OUC raises specter of water rivalry
Orlando’s utility will seek renewal of its permit to pump an enormous amount of water from the vulnerable Floridan Aquifer, nearly two decades after a similar move triggered an arduous water war with Orange County and several other Central Florida governments.
This time around, Orlando Utilities Commission has not forewarned neighbors of its intentions to secure rights to one of the state’s most contested resources. The utility’s current allocation dwarfs nearly all others of its kind in Florida, including the relatively small bottledwater permits drawing intense public outrage.
“We know there is competition,” said Christopher Browder, chief legal officer at OUC, whose board decided Tuesday without comment to move forward on a permit renewal. “We expect to have some intervenors.”
In the early 2000s, OUC was aggressive in staking a claim for one of the largest withdrawals of Floridan Aquifer water permitted in the state. Florida then was experiencing blistering population growth amid a dawning realization of the environmental perils of heavy pumping from the aquifer’s rain-filled limestone deep underground.

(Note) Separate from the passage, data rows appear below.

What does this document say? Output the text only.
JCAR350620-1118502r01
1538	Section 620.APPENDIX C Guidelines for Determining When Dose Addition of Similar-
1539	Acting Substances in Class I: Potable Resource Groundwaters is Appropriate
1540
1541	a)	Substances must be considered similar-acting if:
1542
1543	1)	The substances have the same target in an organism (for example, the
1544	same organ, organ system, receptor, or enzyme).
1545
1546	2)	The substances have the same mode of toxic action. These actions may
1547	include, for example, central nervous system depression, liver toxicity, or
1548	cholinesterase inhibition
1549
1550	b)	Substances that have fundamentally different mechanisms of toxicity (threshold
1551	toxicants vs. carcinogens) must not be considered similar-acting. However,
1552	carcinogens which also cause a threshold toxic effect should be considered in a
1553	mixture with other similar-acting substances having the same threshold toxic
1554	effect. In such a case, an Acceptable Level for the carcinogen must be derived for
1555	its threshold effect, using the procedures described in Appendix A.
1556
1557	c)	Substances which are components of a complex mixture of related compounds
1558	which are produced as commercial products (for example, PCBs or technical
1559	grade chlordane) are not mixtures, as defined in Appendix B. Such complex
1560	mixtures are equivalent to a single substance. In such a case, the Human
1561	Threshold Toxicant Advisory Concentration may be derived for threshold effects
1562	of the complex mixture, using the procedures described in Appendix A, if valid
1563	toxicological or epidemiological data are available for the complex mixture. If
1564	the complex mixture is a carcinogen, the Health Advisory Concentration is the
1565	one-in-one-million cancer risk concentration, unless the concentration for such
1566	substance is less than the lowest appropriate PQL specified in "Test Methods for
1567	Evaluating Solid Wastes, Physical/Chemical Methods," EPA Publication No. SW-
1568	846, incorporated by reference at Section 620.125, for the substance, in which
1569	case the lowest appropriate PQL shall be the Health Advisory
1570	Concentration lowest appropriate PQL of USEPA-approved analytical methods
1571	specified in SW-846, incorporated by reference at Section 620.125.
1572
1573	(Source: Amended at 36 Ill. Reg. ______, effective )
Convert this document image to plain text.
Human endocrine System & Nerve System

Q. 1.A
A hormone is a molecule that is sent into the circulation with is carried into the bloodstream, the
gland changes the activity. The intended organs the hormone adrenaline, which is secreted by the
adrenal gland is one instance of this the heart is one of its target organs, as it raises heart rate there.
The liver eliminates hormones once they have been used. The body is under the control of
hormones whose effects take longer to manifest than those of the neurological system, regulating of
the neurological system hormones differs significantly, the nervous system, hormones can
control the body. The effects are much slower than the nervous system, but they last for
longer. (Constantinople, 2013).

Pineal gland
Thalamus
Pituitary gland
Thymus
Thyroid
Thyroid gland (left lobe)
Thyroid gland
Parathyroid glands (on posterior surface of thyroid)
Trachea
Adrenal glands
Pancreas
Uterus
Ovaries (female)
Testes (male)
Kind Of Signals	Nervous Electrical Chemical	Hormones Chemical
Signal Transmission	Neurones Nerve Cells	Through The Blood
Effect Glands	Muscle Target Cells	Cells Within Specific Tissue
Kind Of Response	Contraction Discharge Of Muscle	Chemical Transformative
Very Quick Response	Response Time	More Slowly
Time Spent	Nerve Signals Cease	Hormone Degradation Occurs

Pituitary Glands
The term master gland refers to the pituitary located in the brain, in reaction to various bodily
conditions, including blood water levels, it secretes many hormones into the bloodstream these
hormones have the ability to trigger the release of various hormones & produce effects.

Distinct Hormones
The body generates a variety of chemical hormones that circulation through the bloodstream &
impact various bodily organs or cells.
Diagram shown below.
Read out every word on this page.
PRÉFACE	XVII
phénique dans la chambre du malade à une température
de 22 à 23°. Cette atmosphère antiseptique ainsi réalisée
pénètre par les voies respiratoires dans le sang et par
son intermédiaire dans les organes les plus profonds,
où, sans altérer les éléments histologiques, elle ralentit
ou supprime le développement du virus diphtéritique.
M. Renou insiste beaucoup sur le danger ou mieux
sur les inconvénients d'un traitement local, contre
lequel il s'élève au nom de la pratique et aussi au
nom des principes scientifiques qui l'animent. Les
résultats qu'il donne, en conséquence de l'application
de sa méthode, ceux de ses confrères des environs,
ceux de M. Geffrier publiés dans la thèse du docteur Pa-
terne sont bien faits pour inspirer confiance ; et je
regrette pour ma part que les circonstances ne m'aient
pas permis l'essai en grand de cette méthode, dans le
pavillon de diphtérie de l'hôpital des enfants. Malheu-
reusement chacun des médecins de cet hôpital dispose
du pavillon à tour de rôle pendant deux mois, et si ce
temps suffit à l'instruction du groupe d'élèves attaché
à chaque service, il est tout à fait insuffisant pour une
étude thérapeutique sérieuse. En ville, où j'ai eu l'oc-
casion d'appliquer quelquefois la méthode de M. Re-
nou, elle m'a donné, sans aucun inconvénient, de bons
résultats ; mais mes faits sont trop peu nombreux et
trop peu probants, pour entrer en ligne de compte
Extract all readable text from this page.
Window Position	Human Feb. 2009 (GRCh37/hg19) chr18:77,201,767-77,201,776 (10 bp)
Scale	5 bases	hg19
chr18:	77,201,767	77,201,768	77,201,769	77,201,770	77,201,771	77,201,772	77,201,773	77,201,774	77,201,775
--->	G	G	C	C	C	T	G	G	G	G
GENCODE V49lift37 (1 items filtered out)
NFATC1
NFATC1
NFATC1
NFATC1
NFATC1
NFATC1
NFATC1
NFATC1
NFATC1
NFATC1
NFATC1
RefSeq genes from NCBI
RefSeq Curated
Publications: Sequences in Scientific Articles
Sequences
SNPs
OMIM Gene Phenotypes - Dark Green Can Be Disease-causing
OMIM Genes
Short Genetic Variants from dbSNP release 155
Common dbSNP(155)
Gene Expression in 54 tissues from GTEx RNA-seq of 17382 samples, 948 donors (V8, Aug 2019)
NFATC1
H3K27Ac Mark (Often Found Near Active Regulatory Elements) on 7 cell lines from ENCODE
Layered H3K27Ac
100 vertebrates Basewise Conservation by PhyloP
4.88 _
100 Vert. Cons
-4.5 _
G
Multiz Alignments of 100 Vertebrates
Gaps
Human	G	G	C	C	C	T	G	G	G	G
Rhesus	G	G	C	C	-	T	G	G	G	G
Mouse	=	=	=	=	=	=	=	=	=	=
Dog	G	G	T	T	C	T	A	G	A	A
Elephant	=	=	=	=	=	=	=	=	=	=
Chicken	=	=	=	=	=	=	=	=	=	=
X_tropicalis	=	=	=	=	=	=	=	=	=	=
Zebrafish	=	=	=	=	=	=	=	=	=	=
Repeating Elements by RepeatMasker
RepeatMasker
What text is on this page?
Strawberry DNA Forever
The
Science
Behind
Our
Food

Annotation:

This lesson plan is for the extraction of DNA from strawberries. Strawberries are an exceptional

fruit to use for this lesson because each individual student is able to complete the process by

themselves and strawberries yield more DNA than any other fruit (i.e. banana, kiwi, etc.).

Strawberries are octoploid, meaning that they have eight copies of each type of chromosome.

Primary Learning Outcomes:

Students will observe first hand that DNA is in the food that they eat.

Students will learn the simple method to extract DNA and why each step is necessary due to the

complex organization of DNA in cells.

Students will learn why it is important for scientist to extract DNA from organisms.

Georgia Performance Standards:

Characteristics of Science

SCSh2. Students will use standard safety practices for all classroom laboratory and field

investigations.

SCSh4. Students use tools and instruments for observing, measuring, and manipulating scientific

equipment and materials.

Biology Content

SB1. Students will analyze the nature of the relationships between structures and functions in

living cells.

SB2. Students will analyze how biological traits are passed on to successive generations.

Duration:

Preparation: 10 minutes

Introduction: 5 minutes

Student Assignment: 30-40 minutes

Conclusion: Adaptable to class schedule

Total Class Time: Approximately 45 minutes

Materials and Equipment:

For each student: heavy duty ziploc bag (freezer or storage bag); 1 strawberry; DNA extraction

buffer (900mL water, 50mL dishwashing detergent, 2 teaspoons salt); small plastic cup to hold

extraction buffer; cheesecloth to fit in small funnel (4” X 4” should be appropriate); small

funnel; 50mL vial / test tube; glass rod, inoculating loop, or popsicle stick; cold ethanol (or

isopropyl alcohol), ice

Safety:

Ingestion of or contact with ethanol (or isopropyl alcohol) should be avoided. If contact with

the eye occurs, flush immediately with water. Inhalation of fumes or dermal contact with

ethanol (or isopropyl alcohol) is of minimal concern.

The massive aquifer underlying much of Florida flows up at springs, hydrates wetlands and is the foundation of rivers and lakes.
To mollify state authorities and neighbors, OUC pledged to deliver millions of gallons of the city’s highly treated sewage through newly installed pipes and pumps to west Orange County for lawn and landscape irrigation that would otherwise be done with Floridan Aquifer water.
That system, called Project RENEW, was considered progressive, costly and essential to OUC’s winning a state permit valid for 20 years – which was extraordinarily longer than what most utilities could obtain – and for 109 million gallons of Floridan Aquifer water daily.
But OUC, citing a variety of excuses and blaming others for not cooperating, has reneged on its commitment to build Project RENEW.
The city utility was denied access to pipeline right-of-way owned by Florida Gas Transmission Co. and was beaten to the punch by other utilities in routing treated wastewater to west Orange County, said former OUC vice president Chip Merriam in a 2018 letter to state officials.
OUC spent more than $4 million on planning, design and development of the project, according to Merriam’s correspondence. Other OUC documents show the project would have cost more than $40 million to complete.
OUC’s 20-year permit originally was scheduled to expire in October 2023. But with the utility’s abandonment of Project RENEW, the permit will expire in October 2021 and OUC’s coveted allocation of 109 million gallons daily will drop this October to 100 million gallons daily.